God has given some gifts to the whole human race, from which no one is excluded.
There is more heroism in self-denial than in deeds of arms.
What does reason demand of a man? A very easy thing-to live in accord with his own nature.
A king is he who has laid fear aside and the base longings of an evil heart; whom ambition unrestrained and the fickle favor of the reckless mob move not.
Persistent kindness conquers the ill-disposed.
The language of truth is unvarnished enough.
Not a soul takes thought how well he may live- only how long: yet a good life might be everybody’s, a long one can be nobody’s.
Life’s neither a good nor an evil: it’s a field for good and evil.
We are wrong in looking forward to death: in great measure it’s past already.
Certain laws have not been written, but they are more fixed than all the written laws.
Remember, not one penny can we take with us into the unknown land.
This is the law of benefits between men; the one ought to forget at once what was given, and the other ought never to forget what he has received.
It is sometimes pleasant even to act like a madman.

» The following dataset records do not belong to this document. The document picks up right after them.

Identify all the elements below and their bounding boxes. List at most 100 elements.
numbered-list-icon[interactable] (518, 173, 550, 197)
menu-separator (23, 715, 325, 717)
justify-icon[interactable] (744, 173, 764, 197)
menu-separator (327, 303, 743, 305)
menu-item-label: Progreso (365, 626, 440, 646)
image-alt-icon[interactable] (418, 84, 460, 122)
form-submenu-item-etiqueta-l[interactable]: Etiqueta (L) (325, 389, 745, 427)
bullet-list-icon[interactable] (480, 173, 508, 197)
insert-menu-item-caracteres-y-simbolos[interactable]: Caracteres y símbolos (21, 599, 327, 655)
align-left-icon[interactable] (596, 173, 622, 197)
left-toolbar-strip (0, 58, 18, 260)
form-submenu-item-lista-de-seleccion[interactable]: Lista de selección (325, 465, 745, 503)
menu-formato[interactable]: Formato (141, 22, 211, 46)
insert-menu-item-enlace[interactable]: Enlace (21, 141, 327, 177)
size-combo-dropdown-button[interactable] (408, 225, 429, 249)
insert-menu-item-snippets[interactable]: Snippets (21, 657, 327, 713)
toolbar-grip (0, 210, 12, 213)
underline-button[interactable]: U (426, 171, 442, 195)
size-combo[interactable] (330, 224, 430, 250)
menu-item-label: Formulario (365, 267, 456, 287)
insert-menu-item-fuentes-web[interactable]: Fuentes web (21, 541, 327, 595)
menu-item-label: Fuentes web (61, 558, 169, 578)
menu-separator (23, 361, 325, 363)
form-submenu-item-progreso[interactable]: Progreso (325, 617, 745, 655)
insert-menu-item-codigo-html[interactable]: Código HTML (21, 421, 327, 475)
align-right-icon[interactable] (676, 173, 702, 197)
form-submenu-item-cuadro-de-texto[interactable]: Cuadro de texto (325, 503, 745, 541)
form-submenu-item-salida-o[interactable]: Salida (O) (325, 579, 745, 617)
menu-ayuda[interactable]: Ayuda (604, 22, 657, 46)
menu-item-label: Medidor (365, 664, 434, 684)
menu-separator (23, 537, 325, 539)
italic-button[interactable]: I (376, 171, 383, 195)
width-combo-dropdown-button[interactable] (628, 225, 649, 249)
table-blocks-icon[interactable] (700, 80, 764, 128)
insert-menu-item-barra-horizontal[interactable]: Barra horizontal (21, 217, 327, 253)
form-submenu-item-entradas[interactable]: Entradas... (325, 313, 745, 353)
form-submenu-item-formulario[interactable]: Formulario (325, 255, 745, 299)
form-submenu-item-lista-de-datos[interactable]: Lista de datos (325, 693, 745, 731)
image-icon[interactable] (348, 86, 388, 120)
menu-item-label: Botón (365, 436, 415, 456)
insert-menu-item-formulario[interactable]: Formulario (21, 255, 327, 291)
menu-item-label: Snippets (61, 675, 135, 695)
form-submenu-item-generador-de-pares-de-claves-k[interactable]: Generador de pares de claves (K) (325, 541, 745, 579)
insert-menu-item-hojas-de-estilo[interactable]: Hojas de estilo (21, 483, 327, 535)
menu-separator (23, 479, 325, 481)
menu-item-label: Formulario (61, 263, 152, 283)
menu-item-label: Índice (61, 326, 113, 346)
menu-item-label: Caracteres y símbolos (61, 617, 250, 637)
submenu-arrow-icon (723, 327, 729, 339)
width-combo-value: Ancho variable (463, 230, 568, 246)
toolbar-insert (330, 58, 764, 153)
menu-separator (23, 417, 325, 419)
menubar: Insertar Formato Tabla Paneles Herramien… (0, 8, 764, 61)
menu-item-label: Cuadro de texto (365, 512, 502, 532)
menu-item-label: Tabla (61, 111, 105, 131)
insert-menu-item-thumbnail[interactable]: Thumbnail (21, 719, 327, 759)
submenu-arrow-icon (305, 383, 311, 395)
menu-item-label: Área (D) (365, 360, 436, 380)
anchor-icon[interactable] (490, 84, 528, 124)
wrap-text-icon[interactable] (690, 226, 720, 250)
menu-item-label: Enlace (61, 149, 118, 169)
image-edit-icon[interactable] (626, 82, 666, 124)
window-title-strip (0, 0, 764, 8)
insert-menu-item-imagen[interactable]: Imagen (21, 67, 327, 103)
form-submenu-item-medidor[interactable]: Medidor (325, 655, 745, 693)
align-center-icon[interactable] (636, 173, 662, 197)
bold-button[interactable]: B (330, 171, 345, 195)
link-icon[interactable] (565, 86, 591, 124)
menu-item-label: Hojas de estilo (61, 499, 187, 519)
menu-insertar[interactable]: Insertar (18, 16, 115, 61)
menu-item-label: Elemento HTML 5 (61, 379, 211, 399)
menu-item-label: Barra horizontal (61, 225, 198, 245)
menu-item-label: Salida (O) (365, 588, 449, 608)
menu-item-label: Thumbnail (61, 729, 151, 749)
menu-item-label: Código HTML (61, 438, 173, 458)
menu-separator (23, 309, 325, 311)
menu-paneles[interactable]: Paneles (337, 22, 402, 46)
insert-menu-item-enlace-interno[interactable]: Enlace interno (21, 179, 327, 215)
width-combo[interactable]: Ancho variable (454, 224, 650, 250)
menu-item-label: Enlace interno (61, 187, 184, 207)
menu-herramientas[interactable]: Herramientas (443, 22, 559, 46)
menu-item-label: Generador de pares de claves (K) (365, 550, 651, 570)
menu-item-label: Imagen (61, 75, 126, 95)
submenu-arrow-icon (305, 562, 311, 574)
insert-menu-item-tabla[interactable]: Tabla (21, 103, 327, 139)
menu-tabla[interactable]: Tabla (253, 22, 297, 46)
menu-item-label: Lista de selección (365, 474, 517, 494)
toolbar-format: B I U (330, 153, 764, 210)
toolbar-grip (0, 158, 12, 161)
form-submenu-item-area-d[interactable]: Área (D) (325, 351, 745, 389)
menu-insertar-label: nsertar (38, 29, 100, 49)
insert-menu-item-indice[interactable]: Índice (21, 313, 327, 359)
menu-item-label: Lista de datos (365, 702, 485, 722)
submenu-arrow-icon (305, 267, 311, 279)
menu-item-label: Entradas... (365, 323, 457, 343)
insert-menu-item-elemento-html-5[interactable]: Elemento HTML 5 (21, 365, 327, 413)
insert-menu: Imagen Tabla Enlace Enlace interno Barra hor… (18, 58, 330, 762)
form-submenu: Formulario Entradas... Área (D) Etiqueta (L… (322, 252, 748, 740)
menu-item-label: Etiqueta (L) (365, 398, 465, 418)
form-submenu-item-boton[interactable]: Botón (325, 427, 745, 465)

Our life’s a moment and less than a moment, but even this mite nature has mockingly humored with some appearance of a longer span.
The physician cannot prescribe by letter, he must feel the pulse.
Obedience is yielded more readily to one who commands gently.
No one’s so old that he mayn’t with decency hope for one more day.
Pleasure dies at the very moment when it charms us most.
No one loves his country for its size or eminence, but because it’s his own.
Let us not seek our disease out of ourselves; ’tis in us, and planted in our bowels; and the mere fact that we do not perceive ourselves to be sick, renders us more hard to be cured.